3.1. Het geschil spitst zich in hoger beroep toe op de vraag of de belastbaarheid van appellante te optimistisch is ingeschat en op de vraag of voor haar (nog steeds) een urenbeperking van toepassing moet zijn. Op grond van de beschikbare medische gegevens beantwoordt de Raad die beide vragen ontkennend. Uit het rapport van de bezwaarverzekeringsarts Brouns blijkt dat betrokkene een volstrekt normaal dagritme heeft, met een normale dagstructuur en normaal over de dag verspreide activiteiten. Ook is er geen sprake van dagbehandeling, dagopname, nierdialyse o.i.d. Dat bij de herbeoordelingen van appellante in 2000 en 2002 nog wel een urenbeperking werd aangenomen is, zoals blijkt uit de rapportage van Brouns van 25 mei 2007, ook het gevolg van een in die tijd niet geheel ongebruikelijke procedure om in een geval als deze van appellante af te gaan op de op dat moment feitelijk verrichte arbeid en dwingt niet tot het continueren van de urenbeperking bij de herbeoordeling in 2005.
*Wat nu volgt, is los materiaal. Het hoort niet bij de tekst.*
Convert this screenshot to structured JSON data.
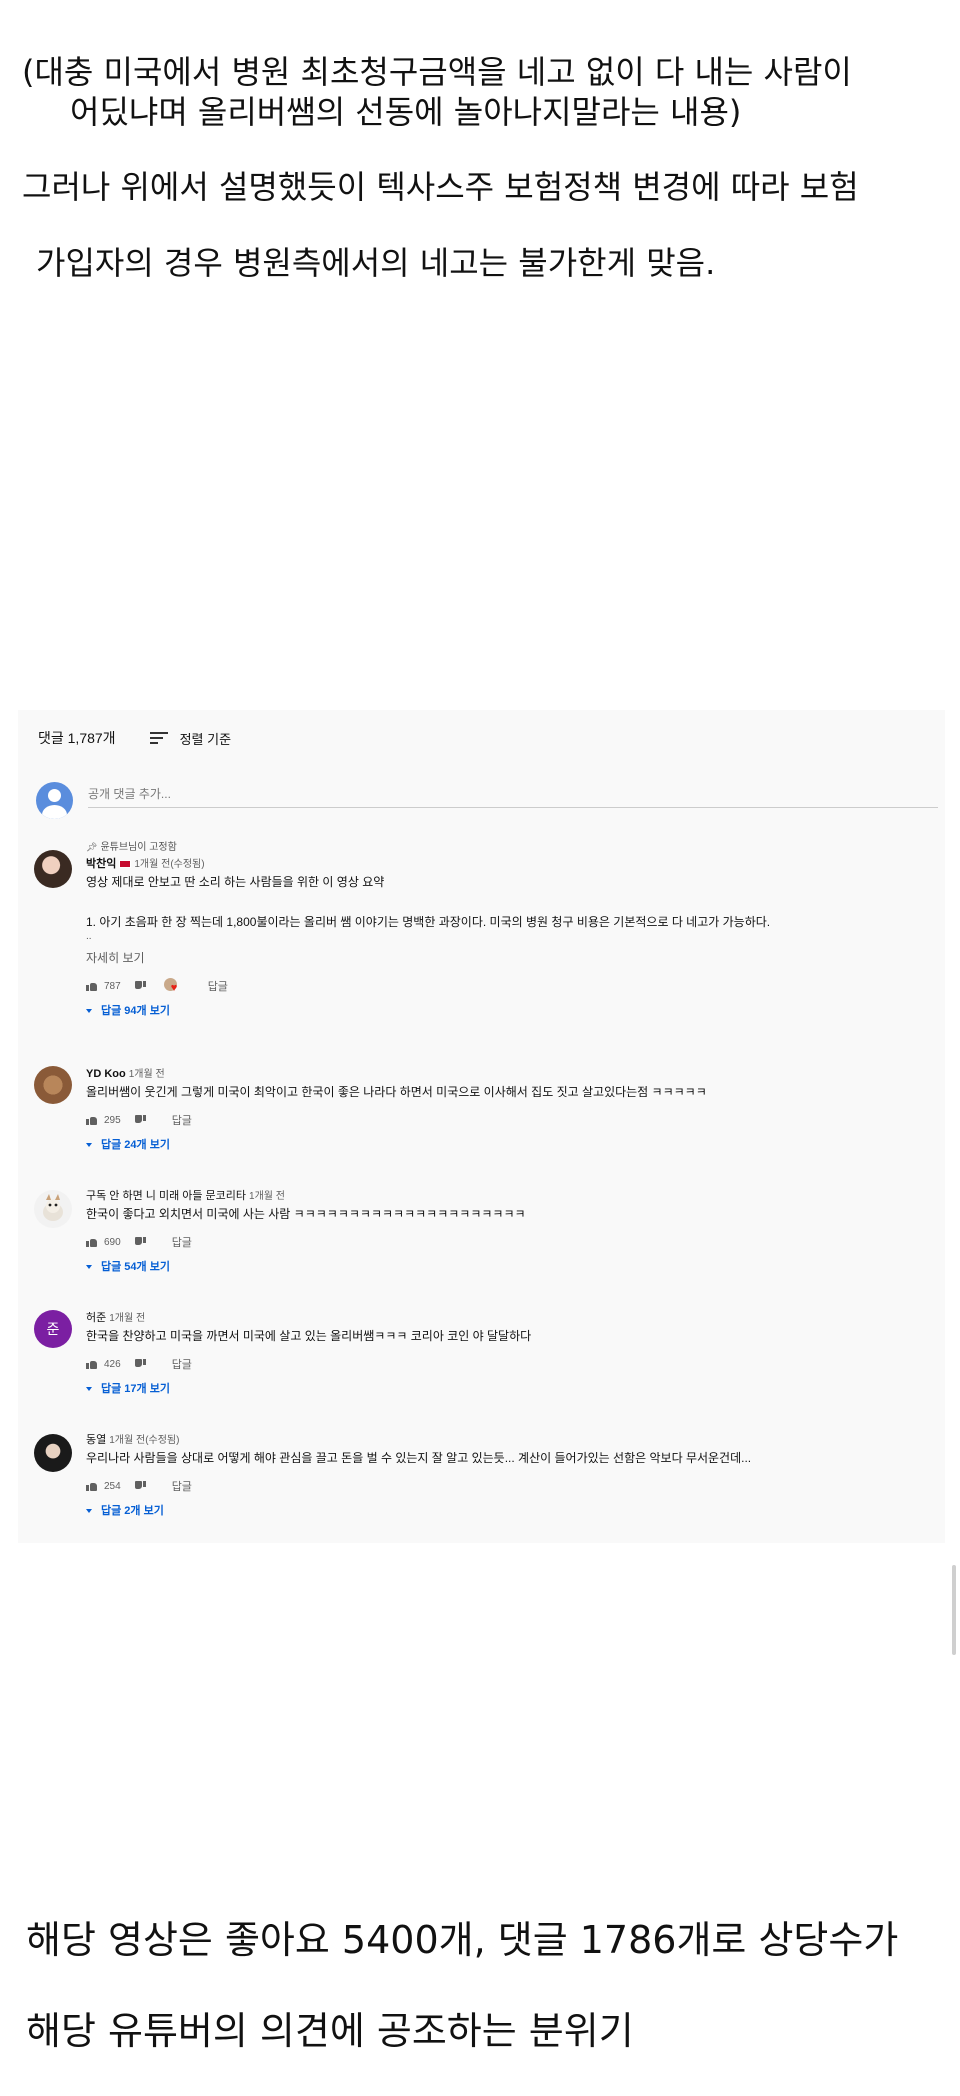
{
  "article": {
    "line1": "(대충 미국에서 병원 최초청구금액을 네고 없이 다 내는 사람이",
    "line1b": "어딨냐며 올리버쌤의 선동에 놀아나지말라는 내용)",
    "line2": "그러나 위에서 설명했듯이 텍사스주 보험정책 변경에 따라 보험",
    "line3": "가입자의 경우 병원측에서의 네고는 불가한게 맞음.",
    "bottom1": "해당 영상은 좋아요 5400개, 댓글 1786개로 상당수가",
    "bottom2": "해당 유튜버의 의견에 공조하는 분위기"
  },
  "youtube": {
    "comment_count": "댓글 1,787개",
    "sort_label": "정렬 기준",
    "add_comment_placeholder": "공개 댓글 추가...",
    "reply_label": "답글",
    "comments": [
      {
        "pinned": "윤튜브님이 고정함",
        "author": "박찬익",
        "time": "1개월 전(수정됨)",
        "text_lines": [
          "영상 제대로 안보고 딴 소리 하는 사람들을 위한 이 영상 요약",
          "",
          "1. 아기 초음파 한 장 찍는데 1,800불이라는 올리버 쌤 이야기는 명백한 과장이다. 미국의 병원 청구 비용은 기본적으로 다 네고가 가능하다."
        ],
        "ellipsis": "..",
        "more": "자세히 보기",
        "likes": "787",
        "replies": "답글 94개 보기"
      },
      {
        "author": "YD Koo",
        "time": "1개월 전",
        "text": "올리버쌤이 웃긴게 그렇게 미국이 최악이고 한국이 좋은 나라다 하면서 미국으로 이사해서 집도 짓고 살고있다는점 ㅋㅋㅋㅋㅋ",
        "likes": "295",
        "replies": "답글 24개 보기"
      },
      {
        "author": "구독 안 하면 니 미래 아들 문코리타",
        "time": "1개월 전",
        "text": "한국이 좋다고 외치면서 미국에 사는 사람 ㅋㅋㅋㅋㅋㅋㅋㅋㅋㅋㅋㅋㅋㅋㅋㅋㅋㅋㅋㅋㅋ",
        "likes": "690",
        "replies": "답글 54개 보기"
      },
      {
        "author": "허준",
        "avatar_initial": "준",
        "time": "1개월 전",
        "text": "한국을 찬양하고 미국을 까면서 미국에 살고 있는 올리버쌤ㅋㅋㅋ 코리아 코인 야 달달하다",
        "likes": "426",
        "replies": "답글 17개 보기"
      },
      {
        "author": "동열",
        "time": "1개월 전(수정됨)",
        "text": "우리나라 사람들을 상대로 어떻게 해야 관심을 끌고 돈을 벌 수 있는지 잘 알고 있는듯... 계산이 들어가있는 선함은 악보다 무서운건데...",
        "likes": "254",
        "replies": "답글 2개 보기"
      }
    ]
  },
  "colors": {
    "link_blue": "#065fd4",
    "panel_bg": "#f9f9f9",
    "avatar_purple": "#7b1fa2",
    "heart_red": "#e62117"
  }
}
3.2. Hetgeen appellante in hoger beroep heeft aangevoerd bevat, in vergelijking met haar stellingname in eerste aanleg, geen nieuwe gezichtspunten en heeft de Raad niet tot een ander oordeel gebracht dan het hiervoor weergegeven, in de aangevallen uitspraak neergelegde, oordeel van de rechtbank.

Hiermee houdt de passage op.